In addition to nixing “kill” from my casual conversations, there are a few other things I do not say around my kids. For starters, I have never said anything about my weight or dieting. I have talked about exercising because I go to the gym and we like to get out and exercise together. I think not-so-kind thoughts about my body, but I never say them out aloud. We talk about being healthy and the fun we have hiking, biking or playing at the park.
I also try to avoid “hate” and various swear words and certain adult topics for obvious reasons. I never complain about the people in our lives, especially my sweet and fantastic husband, to the kids. In their eyes you are all wonderful people (mine too, I really have nothing to complain about, but if I did my kids would never know).
Despite my conscious effort, things still go wrong. Just the other day, Oliver, who wanted to eat a snack in the living room, said, in the sweetest voice, this: “Mom, where’s that freaking tray?”
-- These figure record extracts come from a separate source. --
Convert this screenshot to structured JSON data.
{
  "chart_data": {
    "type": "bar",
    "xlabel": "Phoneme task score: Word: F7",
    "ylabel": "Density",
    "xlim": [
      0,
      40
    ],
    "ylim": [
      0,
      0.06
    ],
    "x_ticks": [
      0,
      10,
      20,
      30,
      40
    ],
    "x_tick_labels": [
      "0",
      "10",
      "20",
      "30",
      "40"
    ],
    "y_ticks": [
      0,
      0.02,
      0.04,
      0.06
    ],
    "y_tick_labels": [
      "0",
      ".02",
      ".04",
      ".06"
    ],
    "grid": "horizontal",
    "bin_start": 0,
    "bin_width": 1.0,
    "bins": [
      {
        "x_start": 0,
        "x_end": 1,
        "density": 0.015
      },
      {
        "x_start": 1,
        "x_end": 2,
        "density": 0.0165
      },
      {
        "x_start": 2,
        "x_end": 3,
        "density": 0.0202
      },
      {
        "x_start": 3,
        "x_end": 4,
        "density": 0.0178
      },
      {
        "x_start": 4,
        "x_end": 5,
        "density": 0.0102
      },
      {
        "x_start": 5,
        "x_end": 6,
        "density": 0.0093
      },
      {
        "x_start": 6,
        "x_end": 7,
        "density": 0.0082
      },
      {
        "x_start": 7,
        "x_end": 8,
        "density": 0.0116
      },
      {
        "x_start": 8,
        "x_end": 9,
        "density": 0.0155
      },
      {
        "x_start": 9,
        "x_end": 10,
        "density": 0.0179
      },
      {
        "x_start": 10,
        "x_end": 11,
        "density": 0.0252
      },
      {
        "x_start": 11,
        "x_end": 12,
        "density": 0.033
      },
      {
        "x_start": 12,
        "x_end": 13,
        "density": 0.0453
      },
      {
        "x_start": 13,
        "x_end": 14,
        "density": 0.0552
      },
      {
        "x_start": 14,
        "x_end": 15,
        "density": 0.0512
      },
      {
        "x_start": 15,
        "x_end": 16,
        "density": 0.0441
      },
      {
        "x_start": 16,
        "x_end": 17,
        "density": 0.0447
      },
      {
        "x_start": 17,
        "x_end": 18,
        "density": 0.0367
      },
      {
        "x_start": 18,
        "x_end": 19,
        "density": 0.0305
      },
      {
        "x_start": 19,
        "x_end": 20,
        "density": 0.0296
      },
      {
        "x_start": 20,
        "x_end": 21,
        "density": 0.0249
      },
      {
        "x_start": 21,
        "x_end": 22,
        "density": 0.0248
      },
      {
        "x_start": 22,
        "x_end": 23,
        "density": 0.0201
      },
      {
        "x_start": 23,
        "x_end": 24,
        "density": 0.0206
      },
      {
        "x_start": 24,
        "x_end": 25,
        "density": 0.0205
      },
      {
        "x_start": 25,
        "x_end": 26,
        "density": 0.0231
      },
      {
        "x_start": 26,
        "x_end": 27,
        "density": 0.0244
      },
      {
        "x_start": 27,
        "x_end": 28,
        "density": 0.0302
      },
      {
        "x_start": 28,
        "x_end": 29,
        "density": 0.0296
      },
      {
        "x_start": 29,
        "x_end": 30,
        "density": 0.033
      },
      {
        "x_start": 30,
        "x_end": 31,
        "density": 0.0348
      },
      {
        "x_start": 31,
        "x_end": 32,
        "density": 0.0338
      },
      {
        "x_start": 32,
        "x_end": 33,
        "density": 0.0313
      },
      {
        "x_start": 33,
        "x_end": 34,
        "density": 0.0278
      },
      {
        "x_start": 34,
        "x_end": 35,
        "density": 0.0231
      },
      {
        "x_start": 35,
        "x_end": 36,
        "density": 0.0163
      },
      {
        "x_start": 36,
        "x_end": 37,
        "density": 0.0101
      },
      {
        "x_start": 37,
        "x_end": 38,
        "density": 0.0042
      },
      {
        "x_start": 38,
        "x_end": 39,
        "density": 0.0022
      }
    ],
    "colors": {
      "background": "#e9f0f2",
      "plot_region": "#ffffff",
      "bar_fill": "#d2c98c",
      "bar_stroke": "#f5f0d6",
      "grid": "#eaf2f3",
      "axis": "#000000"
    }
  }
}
On a brighter note, he hears the good stuff too. Tonight, we were all in bed reading and he announced “I love all of you so much.” Later, the little guy was tossing and turning and trying to go to sleep and I swear I heard him say ”I hate this.” I ‘m thinking “What?” and then “Weird” It makes me laugh though. I am sure he heard one of us say that. Just a reminder that regardless of our best intentions, we are not perfect parents. Not that I ever thought I was one.
Finding the love of your life can truly make you want to be a better person, but having children makes me want to be Mary Poppins. Sadly, I am not “practically perfect in every way” as Mary was, but I do alright. I want my kids to be extraordinary and I feel the weighty responsibility of modeling patience, kindness, honesty, love, and empathy for others, not to mention all the other qualities I want to foster in them. I’m sure I’ll write about those another day.
For now, I will continue to focus on modeling empathy and patience with myself, the world and with my stubborn and bossy, but brilliant and adorable 3 year old. Benton doesn’t yet challenge me in that way, but I’m sure it is coming.
UPDATE: This morning “I hate this” turned into “I hate you.” Shocking. Oliver ran away and came back in a few minutes. I asked him where he heard that word. He said “the YMCA.” I felt guilt coming over me for leaving him in a hostile environment just so I could exercise, but tried to stay focused. He climbed up into my lap and told me a boy said that to him and also “to stay away” from him. Ok. So we talked about telling mommy about these kinds of things instead of taking out his hurt and anger on others and what to do at the Y if it happens again.
My poor sweet boy. He had no idea what to do. He had never been spoken to that way. He mentioned his real friends and said they would never talk to him like that. We have been sick and haven’t seen anyone in awhile, so I think he was really missing his playmates. In retrospect, it is scary how much that one incident nearly 2 weeks ago has influenced how he has interacted with all of us.